友人の話。

彼は幼い頃、山の中腹にある神社を縄張りとしていた。
近所の子とよくそこに行っては、様々な遊びをしたという。

ある時、長い石段を使って陣取りをしていると、上の方からザッザッと下りてくる音がした。

複数名いるようだ。

「誰も上にはいなかったけどな」と怪訝に思い、振り返ってみた。

仰々しい山伏の格好をした者が5名、しっかとした足取りで進んでくる。
挨拶しようとした次の瞬間、硬直してしまった。

5人が5人とも、その首から上が犬のそれであったからだ。
白い毛並の者、斑のある者、赤毛で片耳がない者など、各人風体はバラバラだった。

立ち竦む彼らを気にも留めず、5名の犬面山伏は悠然と下っていき見えなくなった。
どうやら他の友人らも動けずにいたらしい。

山伏が見えなくなると「今の見た?」「一体何だアレ?」と口々にそう叫んだという。

その夜、彼の祖父が語って聞かせたところによると・・・。

「犬の顔をした山伏?そりゃ天狗だよ。

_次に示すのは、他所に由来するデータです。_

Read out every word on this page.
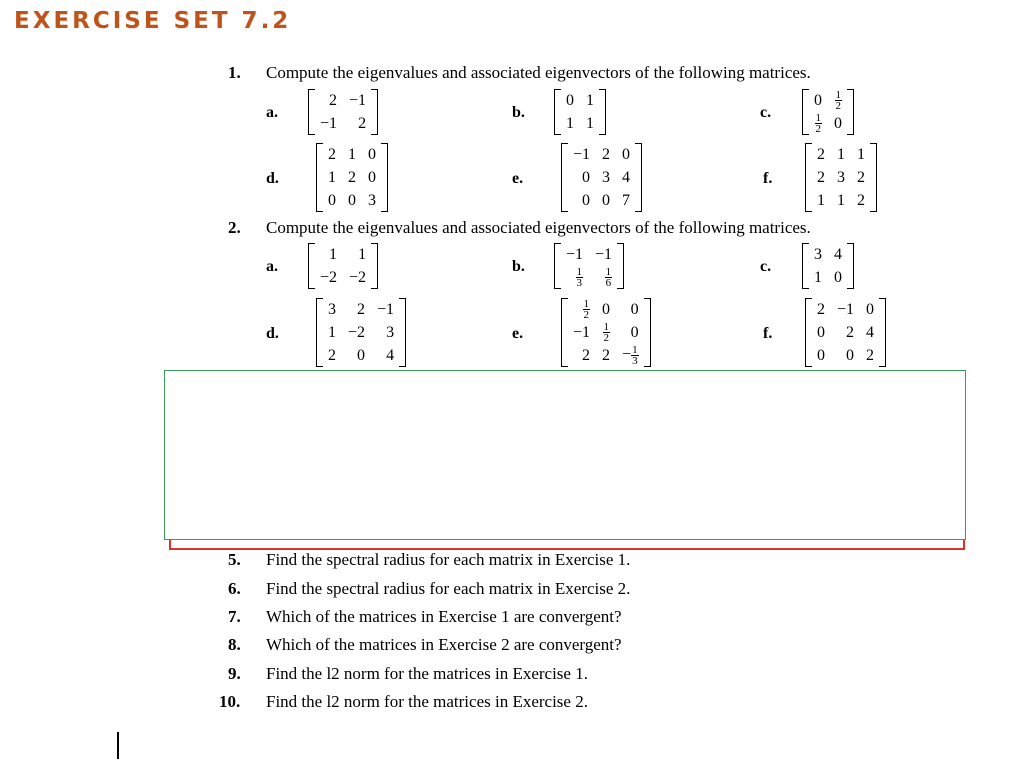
EXERCISE SET 7.2
1. Compute the eigenvalues and associated eigenvectors of the following matrices.
a.
2	−1
−1	2
b.
0	1
1	1
c.
0	$\frac{1}{2}$

$\frac{1}{2}$	0
d.
2	1	0
1	2	0
0	0	3
e.
−1	2	0
0	3	4
0	0	7
f.
2	1	1
2	3	2
1	1	2
2. Compute the eigenvalues and associated eigenvectors of the following matrices.
a.
1	1
−2	−2
b.
−1	−1

$\frac{1}{3}$	$\frac{1}{6}$
c.
3	4
1	0
d.
3	2	−1
1	−2	3
2	0	4
e.
$\frac{1}{2}$	0	0
−1	$\frac{1}{2}$	0
2	2	− $\frac{1}{3}$
f.
2	−1	0
0	2	4
0	0	2
5. Find the spectral radius for each matrix in Exercise 1.
6. Find the spectral radius for each matrix in Exercise 2.
7. Which of the matrices in Exercise 1 are convergent?
8. Which of the matrices in Exercise 2 are convergent?
9. Find the l2 norm for the matrices in Exercise 1.
10. Find the l2 norm for the matrices in Exercise 2.
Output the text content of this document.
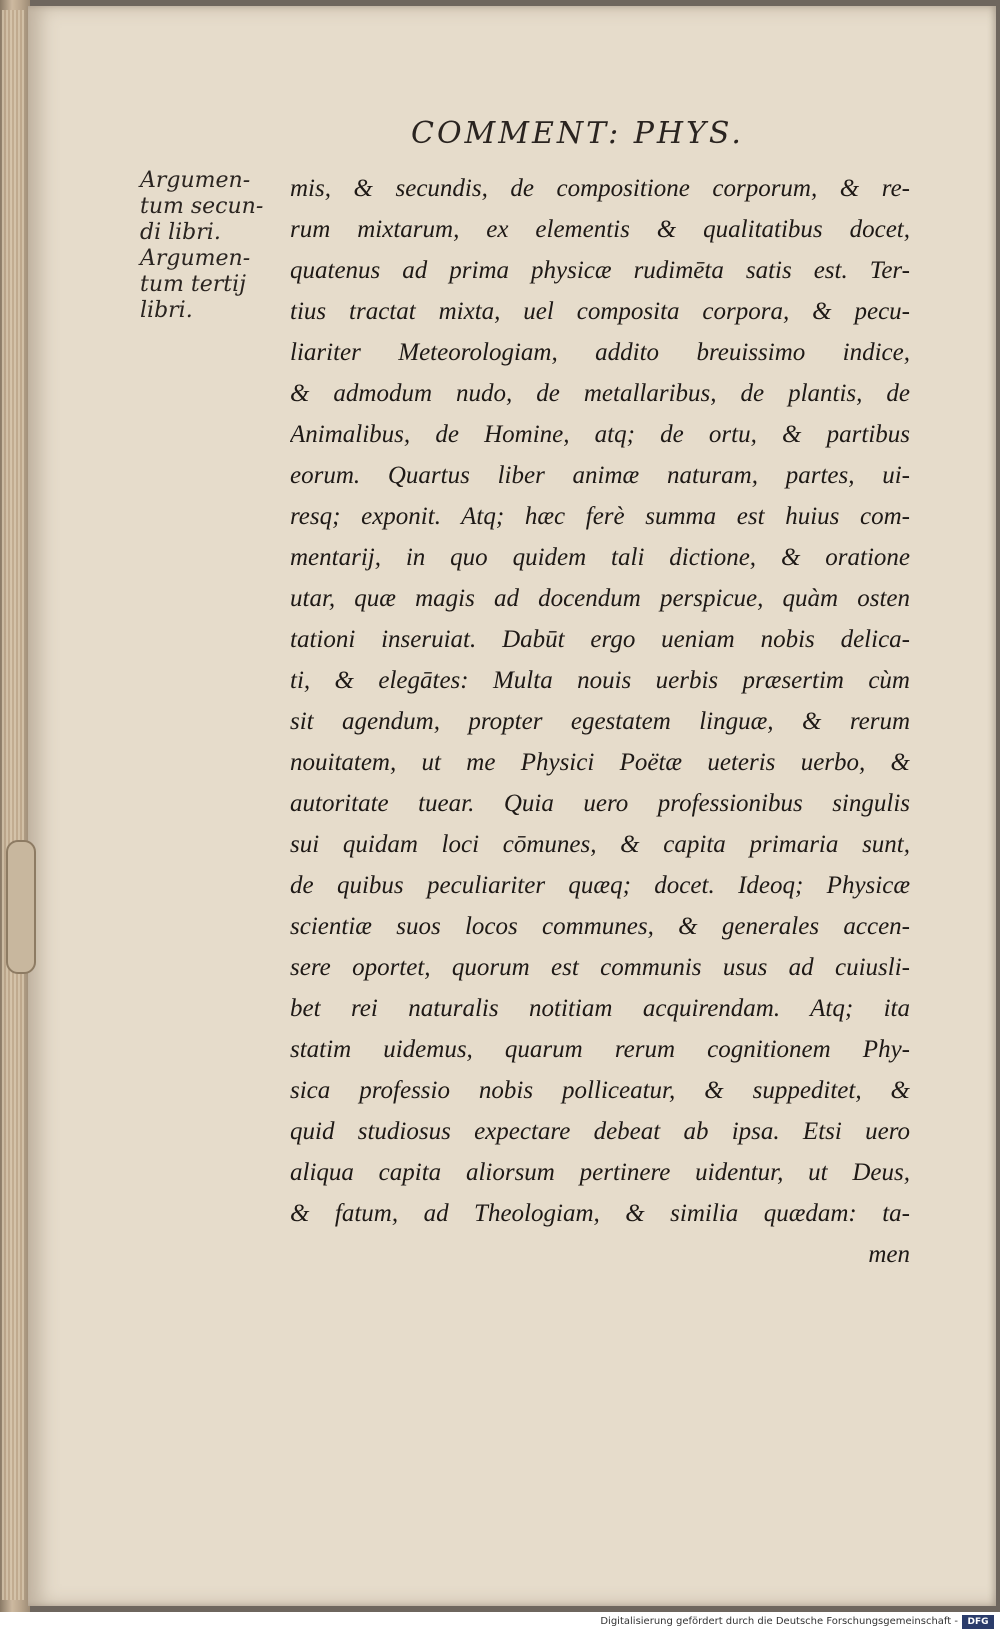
COMMENT: PHYS.
Argumen-
tum secun-
di libri.
Argumen-
tum tertij
libri.
mis, & secundis, de compositione corporum, & re-
rum mixtarum, ex elementis & qualitatibus docet,
quatenus ad prima physicæ rudimēta satis est. Ter-
tius tractat mixta, uel composita corpora, & pecu-
liariter Meteorologiam, addito breuissimo indice,
& admodum nudo, de metallaribus, de plantis, de
Animalibus, de Homine, atq; de ortu, & partibus
eorum. Quartus liber animæ naturam, partes, ui-
resq; exponit. Atq; hæc ferè summa est huius com-
mentarij, in quo quidem tali dictione, & oratione
utar, quæ magis ad docendum perspicue, quàm osten
tationi inseruiat. Dabūt ergo ueniam nobis delica-
ti, & elegātes: Multa nouis uerbis præsertim cùm
sit agendum, propter egestatem linguæ, & rerum
nouitatem, ut me Physici Poëtæ ueteris uerbo, &
autoritate tuear. Quia uero professionibus singulis
sui quidam loci cōmunes, & capita primaria sunt,
de quibus peculiariter quæq; docet. Ideoq; Physicæ
scientiæ suos locos communes, & generales accen-
sere oportet, quorum est communis usus ad cuiusli-
bet rei naturalis notitiam acquirendam. Atq; ita
statim uidemus, quarum rerum cognitionem Phy-
sica professio nobis polliceatur, & suppeditet, &
quid studiosus expectare debeat ab ipsa. Etsi uero
aliqua capita aliorsum pertinere uidentur, ut Deus,
& fatum, ad Theologiam, & similia quædam: ta-
men
Digitalisierung gefördert durch die Deutsche Forschungsgemeinschaft -	DFG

ただ、天狗は天狗でも犬天狗っていう輩だって話だ。天狗としての位は低いとか、本職の山伏に聞いたことあるな。犬から徳を積んで行くと、よく知られた長鼻の大天狗に精進するんだとさ」

ということだ。

「天狗の仕事っていうのも、色々と大変らしいぜ」

仕事の愚痴をこぼしていた私に、彼はこの話をしてくれた。
彼なりに励ましてくれていたのだろうかと、今ではそう思う。